Bundesverfassungsgericht erklärt BND-Abhörpraxis für grundrechtswidrig

In einem historischen Urteil hat das Bundesverfassungsgericht die Abhörpraxis des Bundesnachrichtendienstes (BND) für verfassungswidrig erklärt. Das Gericht gab damit einer Verfassungsbeschwerde der Menschenrechtsorganisation Reporter ohne Grenzen und mehrerer ausländischer Journalisten statt.

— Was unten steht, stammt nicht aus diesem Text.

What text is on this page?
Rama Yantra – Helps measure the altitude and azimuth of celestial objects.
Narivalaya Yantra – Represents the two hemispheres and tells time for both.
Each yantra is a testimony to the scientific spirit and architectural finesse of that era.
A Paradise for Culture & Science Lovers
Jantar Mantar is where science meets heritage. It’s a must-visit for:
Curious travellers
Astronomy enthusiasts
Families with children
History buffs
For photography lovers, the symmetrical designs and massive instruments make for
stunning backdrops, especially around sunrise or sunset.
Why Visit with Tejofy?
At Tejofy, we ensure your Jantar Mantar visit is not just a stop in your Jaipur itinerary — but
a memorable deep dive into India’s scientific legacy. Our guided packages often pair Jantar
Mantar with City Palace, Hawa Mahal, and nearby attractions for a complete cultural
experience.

Abhörung von Journalisten im Ausland verstößt gegen Grundrechte


Der Erste Senat des Bundesverfassungsgerichts beschäftigte sich in einem bahnbrechenden Urteil mit der Frage, ob der BND Journalisten im Ausland überwachen darf. Die Karlsruher Richter kamen zu dem Schluss, dass die Überwachung der Telekommunikation von Ausländern im Ausland gegen das Telekommunikationsgeheimnis und die Pressefreiheit verstößt. Betroffene können sich künftig auf deutsche Grundrechte berufen. Eine verfassungsmäßige Ausgestaltung der gesetzlichen Grundlagen der Ausland-Fernmeldeaufklärung (auch: "Ausland-Telekommunikationsüberwachung") sei jedoch möglich.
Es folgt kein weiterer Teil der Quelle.